Common Threats & Definitions
- Phishing (email), Vishing (phone), Smishing (text): social engineering attempts to steal sensitive information.
- Data Breach: unauthorized access to confidential information.
- Ransomware: malware that locks or threatens to expose data unless ransom is paid.
Cybersecurity Best Practices
- Protect what matters most: customer data, payment records, employee info, store layouts, safes, IoT devices (locks, cameras).
- Establish unique accounts with role-based access.
- Use strong authentication: MFA plus long, complex passphrases.
- Regularly back up critical data, with offsite or cloud storage separated from the source system.
- Patch and update systems promptly.
- Consider external cybersecurity expertise when needed.
Case Study: MGM Ransomware Attack
- Attackers used vishing to trick a help desk into resetting MFA tokens.
- Compromised identity system (Okta) gave wide access.
- Sensitive data was encrypted and exfiltrated.
- MGM chose not to pay ransom, relying on cyber insurance.
- Takeaway: layered defenses (firewalls, monitoring, access controls, backups) are essential.
Physical Security Considerations (Dan Tober)

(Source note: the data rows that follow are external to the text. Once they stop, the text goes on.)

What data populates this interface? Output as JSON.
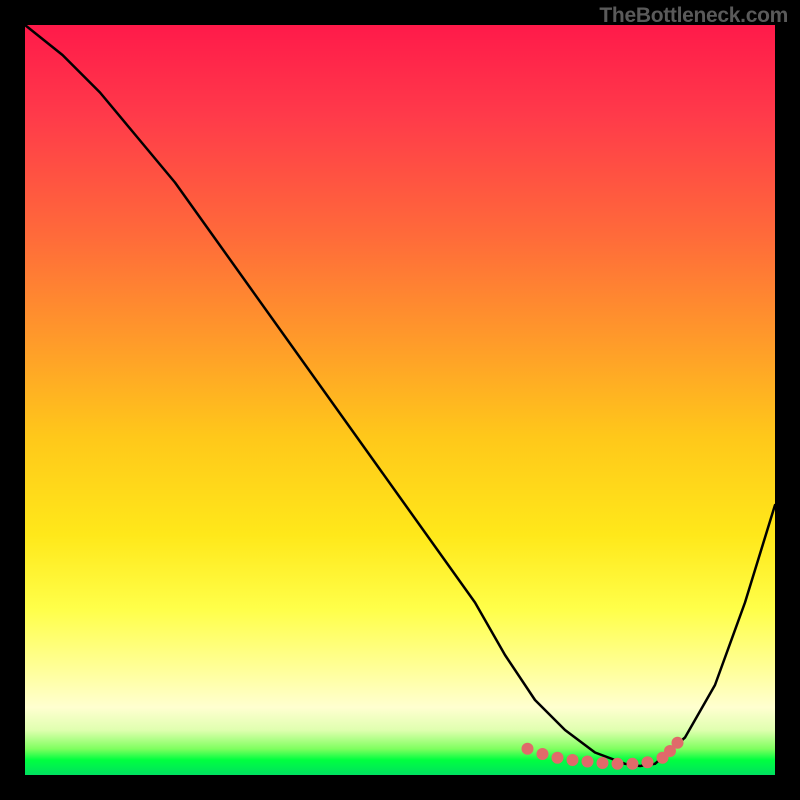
{
  "watermark": "TheBottleneck.com",
  "chart_data": {
    "type": "line",
    "title": "",
    "xlabel": "",
    "ylabel": "",
    "xlim": [
      0,
      100
    ],
    "ylim": [
      0,
      100
    ],
    "series": [
      {
        "name": "bottleneck-curve",
        "x": [
          0,
          5,
          10,
          15,
          20,
          25,
          30,
          35,
          40,
          45,
          50,
          55,
          60,
          64,
          68,
          72,
          76,
          80,
          82,
          84,
          88,
          92,
          96,
          100
        ],
        "values": [
          100,
          96,
          91,
          85,
          79,
          72,
          65,
          58,
          51,
          44,
          37,
          30,
          23,
          16,
          10,
          6,
          3,
          1.5,
          1.2,
          1.5,
          5,
          12,
          23,
          36
        ],
        "color": "#000000"
      },
      {
        "name": "optimal-zone-markers",
        "x": [
          67,
          69,
          71,
          73,
          75,
          77,
          79,
          81,
          83,
          85,
          86,
          87
        ],
        "values": [
          3.5,
          2.8,
          2.3,
          2.0,
          1.8,
          1.6,
          1.5,
          1.5,
          1.7,
          2.3,
          3.2,
          4.3
        ],
        "color": "#e06a6a",
        "marker": "dot"
      }
    ]
  },
  "colors": {
    "background": "#000000",
    "curve": "#000000",
    "markers": "#e06a6a"
  }
}
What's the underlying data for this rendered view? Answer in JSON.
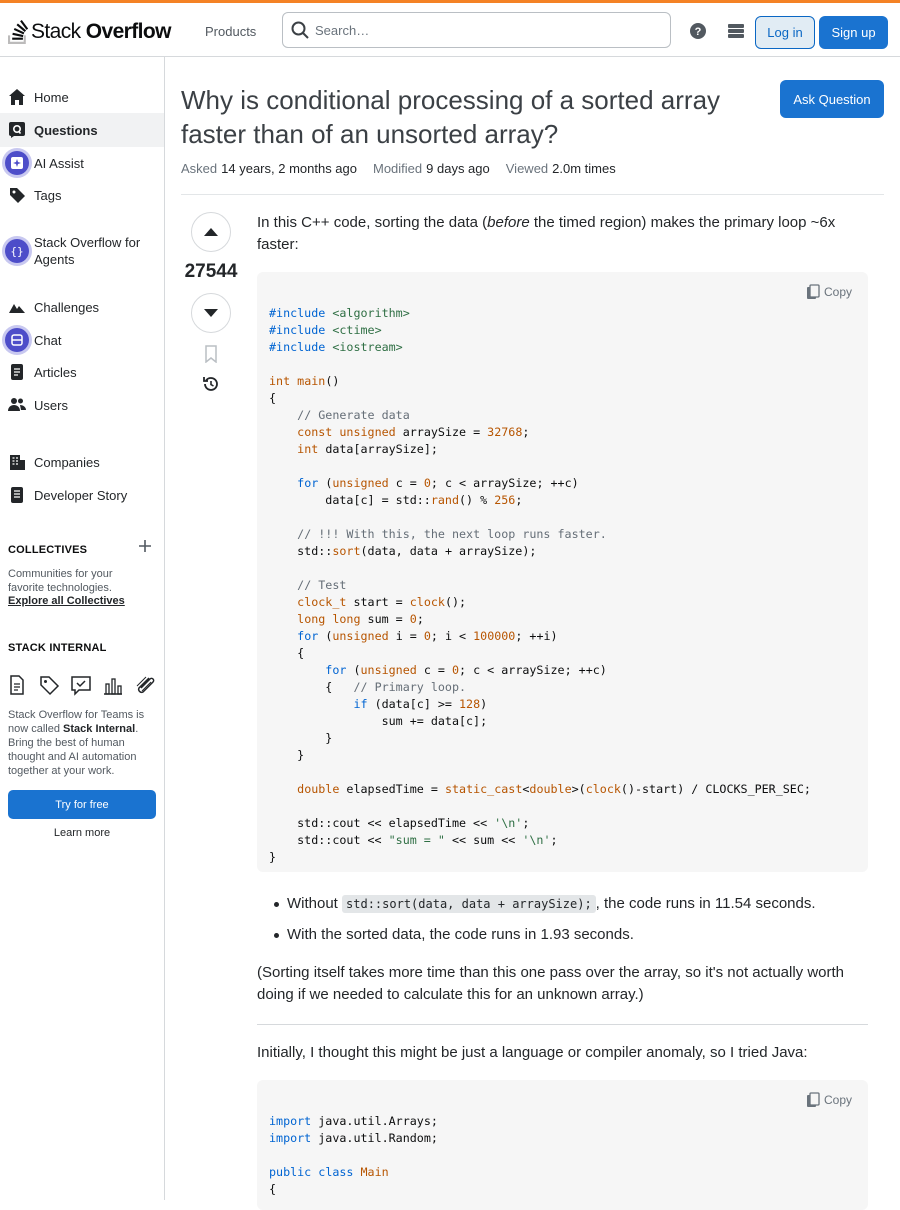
{
  "header": {
    "logo_text_1": "Stack",
    "logo_text_2": " Overflow",
    "products": "Products",
    "search_placeholder": "Search…",
    "login": "Log in",
    "signup": "Sign up"
  },
  "sidebar": {
    "items": [
      {
        "label": "Home",
        "icon": "home-icon"
      },
      {
        "label": "Questions",
        "icon": "questions-icon"
      },
      {
        "label": "AI Assist",
        "icon": "ai-assist-icon"
      },
      {
        "label": "Tags",
        "icon": "tag-icon"
      },
      {
        "label": "Stack Overflow for Agents",
        "icon": "agents-icon"
      },
      {
        "label": "Challenges",
        "icon": "challenges-icon"
      },
      {
        "label": "Chat",
        "icon": "chat-icon"
      },
      {
        "label": "Articles",
        "icon": "articles-icon"
      },
      {
        "label": "Users",
        "icon": "users-icon"
      },
      {
        "label": "Companies",
        "icon": "companies-icon"
      },
      {
        "label": "Developer Story",
        "icon": "developer-story-icon"
      }
    ],
    "collectives_title": "COLLECTIVES",
    "collectives_desc": "Communities for your favorite technologies.",
    "collectives_link": "Explore all Collectives",
    "internal_title": "STACK INTERNAL",
    "internal_desc_1": "Stack Overflow for Teams is now called ",
    "internal_desc_bold": "Stack Internal",
    "internal_desc_2": ". Bring the best of human thought and AI automation together at your work.",
    "try_free": "Try for free",
    "learn_more": "Learn more"
  },
  "question": {
    "title": "Why is conditional processing of a sorted array faster than of an unsorted array?",
    "ask_button": "Ask Question",
    "asked_label": "Asked",
    "asked_value": "14 years, 2 months ago",
    "modified_label": "Modified",
    "modified_value": "9 days ago",
    "viewed_label": "Viewed",
    "viewed_value": "2.0m times",
    "score": "27544",
    "intro_1": "In this C++ code, sorting the data (",
    "intro_em": "before",
    "intro_2": " the timed region) makes the primary loop ~6x faster:",
    "copy_label": "Copy",
    "bullet1_pre": "Without ",
    "bullet1_code": "std::sort(data, data + arraySize);",
    "bullet1_post": ", the code runs in 11.54 seconds.",
    "bullet2": "With the sorted data, the code runs in 1.93 seconds.",
    "para2": "(Sorting itself takes more time than this one pass over the array, so it's not actually worth doing if we needed to calculate this for an unknown array.)",
    "para3": "Initially, I thought this might be just a language or compiler anomaly, so I tried Java:"
  },
  "colors": {
    "accent": "#f48225",
    "primary_button": "#1a73d0",
    "link": "#0a67c4"
  }
}
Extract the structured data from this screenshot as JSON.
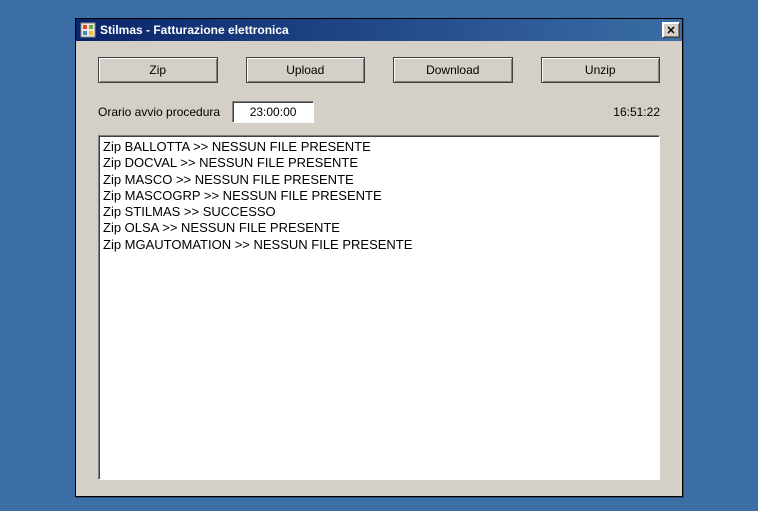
{
  "window": {
    "title": "Stilmas - Fatturazione elettronica"
  },
  "buttons": {
    "zip": "Zip",
    "upload": "Upload",
    "download": "Download",
    "unzip": "Unzip"
  },
  "schedule": {
    "label": "Orario avvio procedura",
    "time": "23:00:00"
  },
  "clock": "16:51:22",
  "log": [
    "Zip BALLOTTA >> NESSUN FILE PRESENTE",
    "Zip DOCVAL >> NESSUN FILE PRESENTE",
    "Zip MASCO >> NESSUN FILE PRESENTE",
    "Zip MASCOGRP >> NESSUN FILE PRESENTE",
    "Zip STILMAS >> SUCCESSO",
    "Zip OLSA >> NESSUN FILE PRESENTE",
    "Zip MGAUTOMATION >> NESSUN FILE PRESENTE"
  ]
}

- Cameras: place broadly (sales floor, stock room, POS) and specifically (data centers, offices). AI-driven cameras can detect suspicious patterns.
- Video Storage: keep recordings in the cloud or offsite; criminals often destroy on-site systems.
- Alarm Systems: dual communication (IP + cellular), regular response drills, escalation procedures with alarm company & law enforcement.
- Emerging Threats: criminals testing systems with power cuts or Wi-Fi/cell jammers.
- Video Verification Services: remote monitoring, voice warnings, and faster law enforcement response.
Top Takeaways
- Build and maintain a culture of security.
- Identify and protect your most sensitive information.
- Incorporate both cyber and physical technology into your security plan.
- Seek expertise—whether from Jewelers Mutual or trusted third parties.
- Train continuously—security is ongoing, not one-time.